Keyboard ghosting happens when you press three or more keys at the same time and one or more of those key presses fails to register. It's a hardware limitation of traditional keyboard matrix circuits, where the electrical design can't distinguish certain simultaneous inputs. The phantom keys that do get registered incorrectly are called "ghost keys." Gaming keyboards address this with anti-ghosting circuitry or full N-key rollover (NKRO), where every key has its own dedicated scan line. To test for ghosting, press the key combinations you use most often and watch whether all of them light up in the tester.
A stuck key will show as permanently highlighted in the key display even when you're not pressing it — this is the browser receiving a continuous keydown event with no corresponding keyup. A failing key will show no response at all when pressed, while surrounding keys work normally. Intermittent failures are trickier: rapidly tap the suspect key 20–30 times and watch for any missed registrations. If roughly the same key keeps missing, the switch is wearing out. Mechanical switches can often be fixed by cleaning with compressed air or isopropyl alcohol; membrane switches are generally not repairable.
Mouse debounce is a firmware-level delay built into the mouse that filters out spurious extra signals when a button is clicked. Physical switches "bounce" — they make and break contact multiple times in rapid succession during a single click, on the order of milliseconds. Debounce logic waits a few milliseconds before registering a second click, treating the bounce as noise. If the debounce time is too long, your mouse will feel sluggish in fast clicking scenarios. If the switch wears out and bounces longer than the debounce window, you'll get double-click registration from a single physical press — a classic sign of a dying mouse switch.
Double-clicking on a single press is almost always caused by a worn or faulty micro-switch inside the mouse button. You can confirm it with this tester — perform single, deliberate clicks and watch if the click indicator flickers twice. Software workarounds exist: Windows has a "double-click speed" setting that can reduce sensitivity, and some mouse firmware tools let you increase the debounce delay. The permanent fix is replacing the micro-switch, which is a soldering job possible on most mice, or claiming warranty replacement. Logitech mice are particularly well-documented for this repair online.

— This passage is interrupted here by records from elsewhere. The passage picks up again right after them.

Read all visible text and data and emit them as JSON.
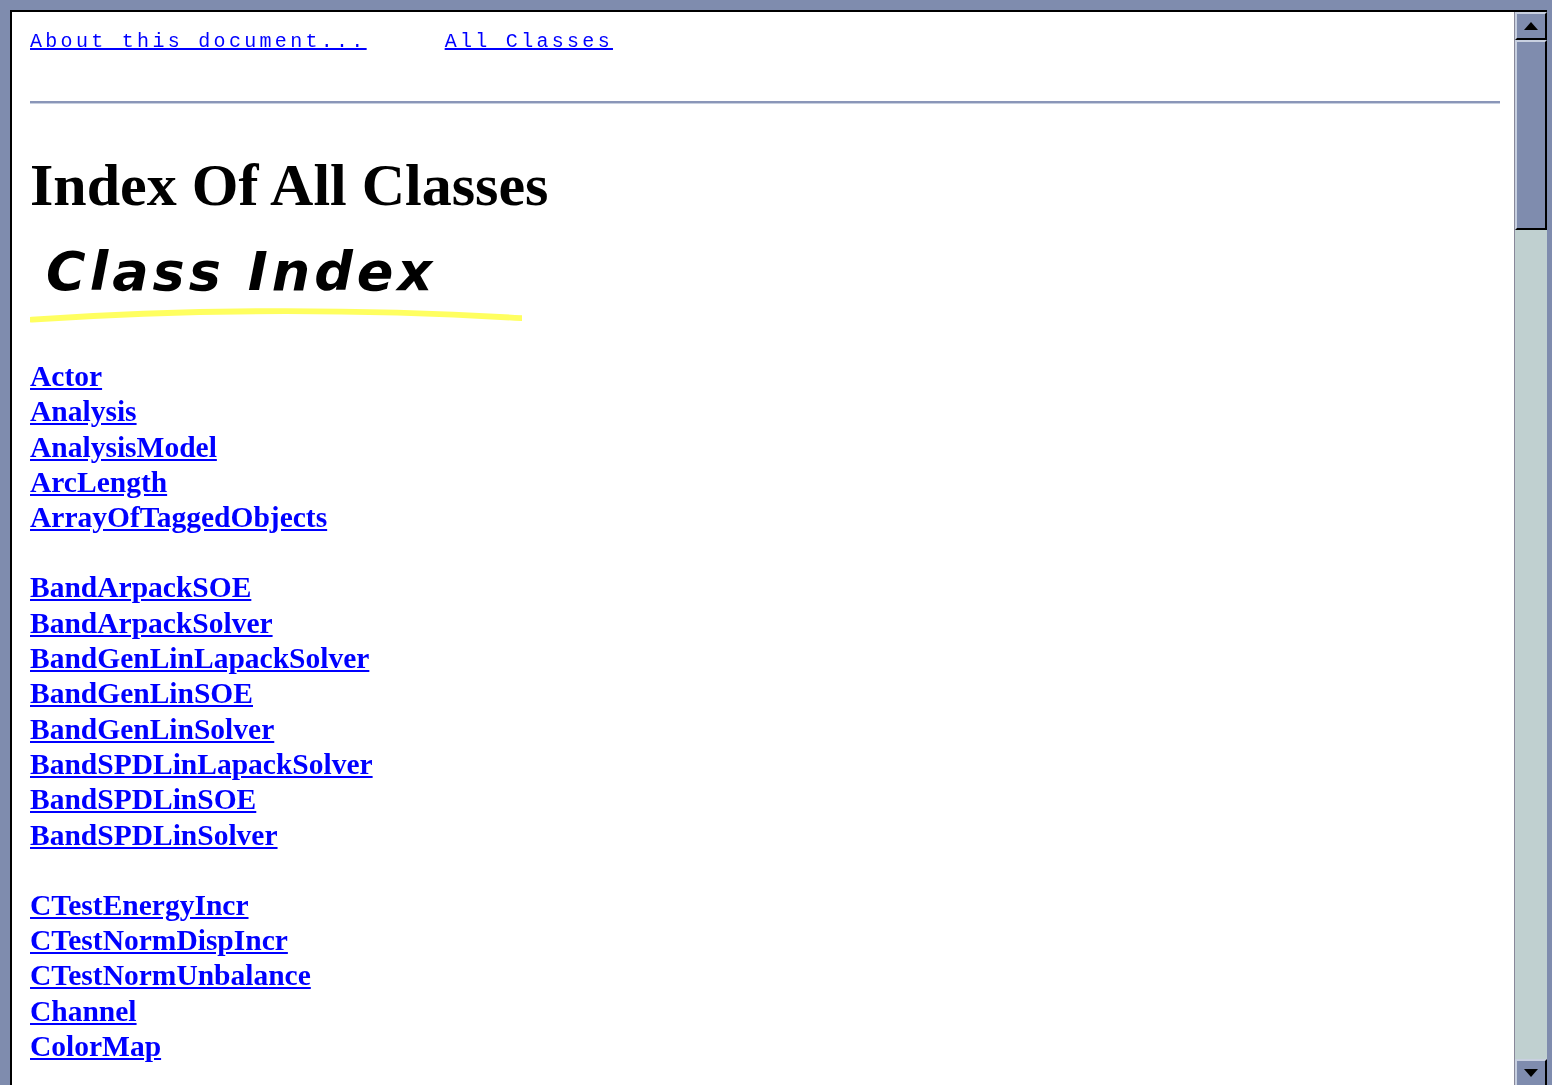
{
  "nav_links": [
    "About this document...",
    "All Classes"
  ],
  "heading": "Index Of All Classes",
  "logo_text": "Class Index",
  "class_groups": [
    [
      "Actor",
      "Analysis",
      "AnalysisModel",
      "ArcLength",
      "ArrayOfTaggedObjects"
    ],
    [
      "BandArpackSOE",
      "BandArpackSolver",
      "BandGenLinLapackSolver",
      "BandGenLinSOE",
      "BandGenLinSolver",
      "BandSPDLinLapackSolver",
      "BandSPDLinSOE",
      "BandSPDLinSolver"
    ],
    [
      "CTestEnergyIncr",
      "CTestNormDispIncr",
      "CTestNormUnbalance",
      "Channel",
      "ColorMap"
    ]
  ]
}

This tester is ideal for verifying a keyboard after it arrives — use it immediately on unboxing to check every key before the return window expires. For testing before buying, your best resource is typing-focused review sites and switch tester sample packs if you're choosing between switch types. However, if you're buying from a local store or a second-hand marketplace, pulling up this tester on your phone and typing on the display unit or used keyboard is an excellent way to catch dead keys or ghosting issues on the spot. Just navigate to this page in your mobile browser and connect a USB keyboard if testing wired models.